I have half a dozen other "music theory" books which in actuality spend 70% of the time on "reading music"; worse, this boring, discouraging, counter-intuitive cluttered part is typically first in the book (which means that interested minds will give up before ever getting to "the good stuff" :( ).
Basically I had to fight uphill battle with majority of professionals to actually learn something interesting and useful and insightful, as opposed to memorize sheet music (or memorize music theory terms without understanding / reasons why).
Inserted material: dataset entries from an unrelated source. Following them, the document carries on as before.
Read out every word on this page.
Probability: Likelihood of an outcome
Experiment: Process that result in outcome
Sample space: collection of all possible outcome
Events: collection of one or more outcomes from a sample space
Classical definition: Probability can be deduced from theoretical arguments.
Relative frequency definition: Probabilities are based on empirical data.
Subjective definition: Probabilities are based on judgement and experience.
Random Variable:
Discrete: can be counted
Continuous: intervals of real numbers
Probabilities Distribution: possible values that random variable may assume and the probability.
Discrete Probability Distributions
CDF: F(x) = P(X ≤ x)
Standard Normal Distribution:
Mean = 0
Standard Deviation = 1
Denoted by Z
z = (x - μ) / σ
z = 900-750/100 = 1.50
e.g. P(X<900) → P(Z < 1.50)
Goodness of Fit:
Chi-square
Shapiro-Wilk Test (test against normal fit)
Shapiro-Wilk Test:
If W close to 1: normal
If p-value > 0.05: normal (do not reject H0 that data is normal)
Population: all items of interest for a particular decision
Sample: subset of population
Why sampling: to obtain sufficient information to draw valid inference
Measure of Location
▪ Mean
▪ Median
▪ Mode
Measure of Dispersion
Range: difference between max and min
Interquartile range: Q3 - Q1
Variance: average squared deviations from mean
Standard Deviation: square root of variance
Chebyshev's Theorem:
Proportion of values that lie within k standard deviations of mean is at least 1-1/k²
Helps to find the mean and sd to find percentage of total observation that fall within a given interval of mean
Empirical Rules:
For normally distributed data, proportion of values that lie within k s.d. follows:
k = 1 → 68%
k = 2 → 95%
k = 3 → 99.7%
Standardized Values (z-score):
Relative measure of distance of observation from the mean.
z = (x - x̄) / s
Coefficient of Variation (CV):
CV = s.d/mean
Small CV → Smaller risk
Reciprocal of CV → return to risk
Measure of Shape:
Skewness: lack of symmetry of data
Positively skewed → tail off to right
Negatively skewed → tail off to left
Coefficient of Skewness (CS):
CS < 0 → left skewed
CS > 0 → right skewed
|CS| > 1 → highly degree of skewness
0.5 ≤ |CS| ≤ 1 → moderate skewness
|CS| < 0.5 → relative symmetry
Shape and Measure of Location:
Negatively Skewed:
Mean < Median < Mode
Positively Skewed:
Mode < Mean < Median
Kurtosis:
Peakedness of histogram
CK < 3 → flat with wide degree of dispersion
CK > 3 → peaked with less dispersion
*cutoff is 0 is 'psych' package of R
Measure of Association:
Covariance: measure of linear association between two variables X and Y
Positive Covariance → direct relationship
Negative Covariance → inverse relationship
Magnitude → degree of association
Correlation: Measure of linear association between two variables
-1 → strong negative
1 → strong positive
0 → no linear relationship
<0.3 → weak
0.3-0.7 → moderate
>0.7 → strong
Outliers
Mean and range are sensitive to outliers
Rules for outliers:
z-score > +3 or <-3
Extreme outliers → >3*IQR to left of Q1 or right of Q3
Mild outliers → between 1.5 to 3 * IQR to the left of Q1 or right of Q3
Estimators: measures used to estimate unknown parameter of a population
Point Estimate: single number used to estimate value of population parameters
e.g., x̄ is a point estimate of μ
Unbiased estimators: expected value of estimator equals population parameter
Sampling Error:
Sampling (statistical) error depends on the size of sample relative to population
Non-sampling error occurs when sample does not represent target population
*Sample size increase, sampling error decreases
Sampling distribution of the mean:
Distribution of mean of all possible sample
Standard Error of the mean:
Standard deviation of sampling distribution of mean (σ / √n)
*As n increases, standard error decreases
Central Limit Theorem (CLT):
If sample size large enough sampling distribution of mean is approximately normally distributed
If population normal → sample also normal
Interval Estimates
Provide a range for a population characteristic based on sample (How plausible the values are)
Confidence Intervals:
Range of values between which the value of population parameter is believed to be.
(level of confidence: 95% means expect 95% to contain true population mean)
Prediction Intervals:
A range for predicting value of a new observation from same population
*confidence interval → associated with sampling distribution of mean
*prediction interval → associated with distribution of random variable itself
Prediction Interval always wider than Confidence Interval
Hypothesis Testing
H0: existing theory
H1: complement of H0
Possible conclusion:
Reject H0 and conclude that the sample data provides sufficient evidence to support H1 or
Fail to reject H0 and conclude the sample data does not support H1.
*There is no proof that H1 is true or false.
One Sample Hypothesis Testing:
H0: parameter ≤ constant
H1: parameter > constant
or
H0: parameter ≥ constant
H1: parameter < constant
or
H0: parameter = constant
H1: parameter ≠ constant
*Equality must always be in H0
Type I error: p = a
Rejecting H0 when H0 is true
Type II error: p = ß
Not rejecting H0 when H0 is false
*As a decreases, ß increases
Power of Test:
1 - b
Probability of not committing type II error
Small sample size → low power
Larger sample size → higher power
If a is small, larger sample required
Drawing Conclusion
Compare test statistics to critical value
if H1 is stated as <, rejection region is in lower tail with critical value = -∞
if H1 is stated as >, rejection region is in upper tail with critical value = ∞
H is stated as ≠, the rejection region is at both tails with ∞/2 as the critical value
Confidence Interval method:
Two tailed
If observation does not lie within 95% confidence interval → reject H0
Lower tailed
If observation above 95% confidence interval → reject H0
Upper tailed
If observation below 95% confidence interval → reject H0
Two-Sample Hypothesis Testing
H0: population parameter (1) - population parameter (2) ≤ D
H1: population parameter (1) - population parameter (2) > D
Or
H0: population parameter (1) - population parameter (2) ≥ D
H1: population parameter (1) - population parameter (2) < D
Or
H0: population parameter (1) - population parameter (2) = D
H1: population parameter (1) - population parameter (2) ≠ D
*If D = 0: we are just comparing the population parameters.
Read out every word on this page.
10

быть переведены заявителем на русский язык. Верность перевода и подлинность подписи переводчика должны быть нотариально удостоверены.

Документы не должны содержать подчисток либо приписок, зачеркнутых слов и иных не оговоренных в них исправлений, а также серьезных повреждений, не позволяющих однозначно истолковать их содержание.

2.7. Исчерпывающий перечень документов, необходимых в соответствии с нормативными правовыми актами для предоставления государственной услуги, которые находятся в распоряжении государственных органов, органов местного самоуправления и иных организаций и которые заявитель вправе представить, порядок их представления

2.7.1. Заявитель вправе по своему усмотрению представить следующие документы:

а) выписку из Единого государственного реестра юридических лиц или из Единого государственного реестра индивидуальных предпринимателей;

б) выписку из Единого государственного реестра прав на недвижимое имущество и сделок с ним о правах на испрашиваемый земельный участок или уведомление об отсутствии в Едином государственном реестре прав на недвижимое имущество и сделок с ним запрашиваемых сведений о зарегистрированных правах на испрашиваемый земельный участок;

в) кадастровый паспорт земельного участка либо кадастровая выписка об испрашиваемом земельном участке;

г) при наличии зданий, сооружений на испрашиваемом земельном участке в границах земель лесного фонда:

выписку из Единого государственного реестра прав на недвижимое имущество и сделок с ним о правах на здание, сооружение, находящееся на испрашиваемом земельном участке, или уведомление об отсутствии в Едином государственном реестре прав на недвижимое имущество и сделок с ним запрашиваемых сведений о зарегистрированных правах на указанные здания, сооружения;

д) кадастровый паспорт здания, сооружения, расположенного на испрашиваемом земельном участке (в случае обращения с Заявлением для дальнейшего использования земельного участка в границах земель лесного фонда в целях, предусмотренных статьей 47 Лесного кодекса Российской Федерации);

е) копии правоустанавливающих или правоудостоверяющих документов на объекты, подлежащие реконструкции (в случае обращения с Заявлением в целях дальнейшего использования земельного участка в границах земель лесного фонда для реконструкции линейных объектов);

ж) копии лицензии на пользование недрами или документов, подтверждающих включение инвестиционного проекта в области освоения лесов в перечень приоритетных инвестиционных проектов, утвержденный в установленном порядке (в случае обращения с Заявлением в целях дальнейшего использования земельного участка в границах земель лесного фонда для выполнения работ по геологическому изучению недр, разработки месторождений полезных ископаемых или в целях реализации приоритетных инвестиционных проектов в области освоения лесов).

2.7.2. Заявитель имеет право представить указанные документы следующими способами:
I may one day decide to come back to sheet music, for many valid reasons; but reading sheet music is 100% not needed to discuss music theory - at least for me!
interesting, I wish amazon would let me see inside the music theory book.
I'm just curious if they are still using note names and how this teacher is going about things... Because yes it's totally true you don't need to be able to read sheet music in order to understand theory well
Look at a jazz lead sheet for example, where chord voicings aren't usually spelled out (big band being an exception sometimes). Or in analysis e.g I - V7 - iv
>>how, for example, are you talking about the concept of a dominant 7th chord? Or a ii-V-I?
I mean, exactly like that :).
You don't need sheet music specifically to talk about notes and chords and scales and modes. It's just an ingrained unquestioned assumption that we do. And personally, I found it getting in the way of music theory.
There are 12 notes in Western equal temperament and you can wonderfully beautifully transpose and move things back and forth; sheet music locks you into a seeming 7 notes on a seemingly privileged scale, and makes it far far harder to develop an intuitive understanding between notes, intervals, chords, etc. I find most of my music teachers learned these things by rote, unfortunately, rather than method or relationships :-/
I don't hold this assumption that you name, and it's not a part of formalized music education. which actually does emphasize method and relationships, versus rote learning. I'm curious why you think anything else would be the case. how much exposure do you have to this world? I hear that you have worked with music teachers - in what context?
also, curious to understand how many of them were coming from a jazz background?
learning to read music on the staff has no relationship to 7 notes on a privileged scale, so I'm not sure what you mean here. no note is given priority over any other note, in any clef. what makes you think that sheet music locks someone into 7 notes?
I don't intend for this to sound condescending - how well can you read music? are you speaking about all of this from the perspective of someone who has read about reading music or someone who actually understands how to read?
your comments (and those that you refer to) seem to sound like those that deride reading music as some kind of crutch or limitation in music education. I see these amusing comments a fair amount on this website.
being able to read music is having an ability to speak a shared language. like English, but with a lot smaller alphabet and an incredibly smaller set of rules. it's funny to me the degree of resistance I hear to this from people who often want to "disrupt" this language without actually understanding why it exists in the first place.
to use an analogy from mathematics, students usually benefit from learning multiplication before learning algebra as a way to see examples of logic based symbol manipulation. theory is the algebra, reading music is multiplication. that's why theory is usually taught to people who have a rudimentary understanding of the language of music.
If so, how, for example, are you talking about the concept of a dominant 7th chord? Or a ii-V-I?